The Indonesian tobacco lobby is still the most powerful in Southeast Asia, a recent study has concluded, reflecting the difficulty faced by campaigners against the damage smoking does to health in the world’s second-largest cigarette market.

Carried out by the Southeast Asia Tobacco Control Alliance (SEATCA) with help from antitobacco groups in the nine assessed Southeast Asian countries, the study found that Indonesia had a tobacco-interference index of 81 in 2017, followed by Vietnam, Myanmar, Laos, Malaysia, Cambodia, Thailand, the Philippines and Brunei Darussalam.

Widyastuti Soerojo, head of the Indonesian Public Health Association’s (IAKMI) tobacco control board, said Indonesia’s index showed how “powerless” the country had been in tackling the influence of the tobacco industry, which “can potentially interfere in policy-making.”

“This weakness is because the government has not been solid in its stance on the tobacco issue. While the Health Ministry is strong in issuing antitobacco policies, the others are not,” Widyastuti told a media briefing in Jakarta on Monday held to discuss the SEATCA report.

The index used seven indicators to gauge the state of tobacco interference in the assessed countries, namely tobacco participation in policy development, tobacco industry-related corporate social responsibility (CSR) activities, benefits to the tobacco industry, unnecessary interaction, transparency, conflicts of interest and preventive measures.

SEATCA was supported by three Jakarta-based organizations, the IAKMI, the World Health Organization (WHO) and the Jakarta Residents Forum (FAKTA) in measuring tobacco interference in Indonesia by monitoring daily publications in newspaper and online outlets, government-agency websites, cigarette-producer websites, tobacco proponent groups’ websites and documentation of tobacco-related activities.

From the full-year monitoring, the assessors gathered numerous indicators of tobacco interference, some of which were very apparent such as the presence of government officials in tobacco-related events, the participation of cigarette makers in shaping tobacco-excise policies and the dubious deliberation of the tobacco bill in the House of Representatives.

Under tobacco participation in policy development, the groups found news items about cooperation between policy makers and the cigarette industry, one of which was about the East Java Provincial Legislative Council accepting the idea of making a tobacco bylaw proposed by a union of local cigarette producers.

Other publications used in the monitoring also included how the Finance Ministry’s directorate-general for customs and excises refused to simplify the tobacco excise tiers, apparently to accommodate requests by the tobacco industry.
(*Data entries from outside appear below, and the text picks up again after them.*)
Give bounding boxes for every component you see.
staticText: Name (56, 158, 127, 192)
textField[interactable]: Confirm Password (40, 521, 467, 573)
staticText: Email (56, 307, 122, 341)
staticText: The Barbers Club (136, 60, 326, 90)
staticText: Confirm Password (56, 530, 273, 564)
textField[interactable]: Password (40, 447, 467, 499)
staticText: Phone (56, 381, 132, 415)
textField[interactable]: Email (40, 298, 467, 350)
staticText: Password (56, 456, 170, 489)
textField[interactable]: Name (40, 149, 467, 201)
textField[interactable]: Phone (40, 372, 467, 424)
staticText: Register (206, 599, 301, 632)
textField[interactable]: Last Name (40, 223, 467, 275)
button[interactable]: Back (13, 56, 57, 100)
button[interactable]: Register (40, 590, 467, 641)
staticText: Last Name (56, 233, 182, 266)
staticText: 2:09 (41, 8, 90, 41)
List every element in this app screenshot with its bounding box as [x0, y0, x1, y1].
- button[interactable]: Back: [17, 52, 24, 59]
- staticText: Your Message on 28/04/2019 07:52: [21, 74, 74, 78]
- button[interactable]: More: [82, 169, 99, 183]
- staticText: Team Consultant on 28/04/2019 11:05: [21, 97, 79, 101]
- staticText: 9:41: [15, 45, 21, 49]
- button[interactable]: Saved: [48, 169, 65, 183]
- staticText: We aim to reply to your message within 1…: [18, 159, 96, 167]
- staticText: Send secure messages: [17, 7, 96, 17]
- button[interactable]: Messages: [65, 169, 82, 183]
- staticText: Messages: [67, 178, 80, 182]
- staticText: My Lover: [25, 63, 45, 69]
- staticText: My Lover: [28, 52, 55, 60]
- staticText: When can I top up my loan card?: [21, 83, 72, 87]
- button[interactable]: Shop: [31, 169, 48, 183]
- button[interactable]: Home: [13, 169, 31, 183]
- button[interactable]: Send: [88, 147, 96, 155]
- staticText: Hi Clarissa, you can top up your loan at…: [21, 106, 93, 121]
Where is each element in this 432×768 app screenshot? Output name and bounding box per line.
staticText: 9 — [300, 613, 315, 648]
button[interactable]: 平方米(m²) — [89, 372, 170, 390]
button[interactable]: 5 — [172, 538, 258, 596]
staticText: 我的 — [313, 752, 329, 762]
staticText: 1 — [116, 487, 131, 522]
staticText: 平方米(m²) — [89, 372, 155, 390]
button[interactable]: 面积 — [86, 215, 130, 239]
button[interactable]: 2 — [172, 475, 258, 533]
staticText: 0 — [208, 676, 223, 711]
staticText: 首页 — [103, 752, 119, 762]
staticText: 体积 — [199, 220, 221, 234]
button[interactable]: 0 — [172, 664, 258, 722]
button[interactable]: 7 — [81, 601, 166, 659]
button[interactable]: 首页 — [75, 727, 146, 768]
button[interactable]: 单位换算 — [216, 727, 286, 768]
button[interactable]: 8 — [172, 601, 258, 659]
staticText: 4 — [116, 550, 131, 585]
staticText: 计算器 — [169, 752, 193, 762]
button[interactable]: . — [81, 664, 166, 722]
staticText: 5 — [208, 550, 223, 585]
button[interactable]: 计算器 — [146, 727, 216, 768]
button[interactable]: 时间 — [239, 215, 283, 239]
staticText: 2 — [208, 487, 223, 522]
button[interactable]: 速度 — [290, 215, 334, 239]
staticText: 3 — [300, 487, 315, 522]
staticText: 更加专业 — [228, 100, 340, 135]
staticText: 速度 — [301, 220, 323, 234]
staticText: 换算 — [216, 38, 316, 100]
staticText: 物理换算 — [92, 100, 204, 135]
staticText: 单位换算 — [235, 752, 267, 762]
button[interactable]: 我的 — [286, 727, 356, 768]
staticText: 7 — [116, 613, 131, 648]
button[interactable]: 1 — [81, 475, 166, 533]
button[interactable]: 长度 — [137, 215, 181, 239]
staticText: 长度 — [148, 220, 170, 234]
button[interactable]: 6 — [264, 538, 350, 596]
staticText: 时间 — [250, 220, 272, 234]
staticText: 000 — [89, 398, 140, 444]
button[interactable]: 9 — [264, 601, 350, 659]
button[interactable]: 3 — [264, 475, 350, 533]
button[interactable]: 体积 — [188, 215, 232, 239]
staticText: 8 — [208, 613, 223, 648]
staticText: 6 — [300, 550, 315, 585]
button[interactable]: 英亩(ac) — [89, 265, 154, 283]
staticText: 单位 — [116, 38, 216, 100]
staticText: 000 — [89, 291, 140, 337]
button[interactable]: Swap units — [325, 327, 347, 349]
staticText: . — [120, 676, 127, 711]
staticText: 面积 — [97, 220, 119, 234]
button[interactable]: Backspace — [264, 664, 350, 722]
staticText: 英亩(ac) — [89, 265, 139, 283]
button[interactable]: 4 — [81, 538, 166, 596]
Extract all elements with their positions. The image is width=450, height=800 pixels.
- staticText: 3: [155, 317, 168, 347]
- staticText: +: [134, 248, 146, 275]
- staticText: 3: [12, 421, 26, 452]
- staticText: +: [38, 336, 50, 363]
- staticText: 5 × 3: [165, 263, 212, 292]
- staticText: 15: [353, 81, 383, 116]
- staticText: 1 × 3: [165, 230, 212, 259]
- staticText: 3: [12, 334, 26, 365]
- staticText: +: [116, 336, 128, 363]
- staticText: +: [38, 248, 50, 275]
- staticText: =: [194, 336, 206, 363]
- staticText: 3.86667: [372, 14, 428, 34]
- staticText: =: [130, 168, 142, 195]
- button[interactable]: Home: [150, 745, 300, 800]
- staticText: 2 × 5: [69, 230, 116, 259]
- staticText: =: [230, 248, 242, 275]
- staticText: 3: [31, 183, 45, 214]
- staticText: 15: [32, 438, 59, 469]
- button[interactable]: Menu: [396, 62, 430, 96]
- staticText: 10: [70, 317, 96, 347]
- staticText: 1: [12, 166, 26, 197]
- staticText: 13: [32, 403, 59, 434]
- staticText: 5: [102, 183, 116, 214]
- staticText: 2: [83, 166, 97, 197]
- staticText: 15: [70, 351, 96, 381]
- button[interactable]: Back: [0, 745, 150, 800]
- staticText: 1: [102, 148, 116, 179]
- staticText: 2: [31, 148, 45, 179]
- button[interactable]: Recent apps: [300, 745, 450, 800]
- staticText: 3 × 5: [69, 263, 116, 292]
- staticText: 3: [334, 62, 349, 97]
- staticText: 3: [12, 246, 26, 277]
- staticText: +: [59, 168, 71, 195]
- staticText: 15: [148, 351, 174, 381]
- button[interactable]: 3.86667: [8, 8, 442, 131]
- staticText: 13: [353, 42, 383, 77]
This was used to gauge the benefits to the tobacco industry indicator.

“The law doesn’t require the government to consider health issues in shaping excises policies, while at the same time it has to accommodate the industry’s aspirations,” said Abdillah Ahsan, a researcher with the University of Indonesia’s (UI) Demographic Institute.

Tobacco policy-making was also not transparent in 2017, the report found, based on the controversial deliberation process of the tobacco bill, which seeks to increase cigarette production, aims to protect tobacco as a “national heritage,” but stipulates lenient obligations in relation to health protection.

Frequent engagement of government officials in tobacco firms’ CSR programs also signified the government’s somewhat friendly relationship with the tobacco industry. One of these was Surakarta, Central Java, Mayor FX Hadi “Rudy” Rudyatmo, who on June 2016 publicly praised the flood-disaster aid provided by PT Hanjaya Mandala Sampoerna, the foremost asset of Philip Morris International in Indonesia.

There has been slight progress, however, in the effort to tackle the tobacco lobby in Indonesia, with the 2017 figure having slightly decreased from the index in the previous year of 84, due in part to the issuance of a Health Ministry regulation on tackling tobacco interference in 2016.

It remains to be seen whether the rule is well implemented to cope with the tobacco lobby in Indonesia, as challenges such as foreign tobacco investment in Indonesia continue to linger, experts attending Monday’s event said.

“Indonesia still sees foreign investment in the tobacco industry, and the loose regulation is a sign of a conducive business climate,” said Widyastuti.

The most recent was the US$677 million deal in which Japan Tobacco agreed to buy PT Surya Mustika Nusantara from local cigarette giant Gudang Garam, along with Surya’s distributor PT Karyadibya Mahardhika.

“In Indonesia, tobacco is regarded as a normal business. If the government still holds this view, the index will remain high in the future,” said FAKTA member and public lawyer Tubagus Haryo Karbyanto.

Almost two in three Indonesian males smoke, most of whom start the habit at 15 to 19 years old, WHO has found.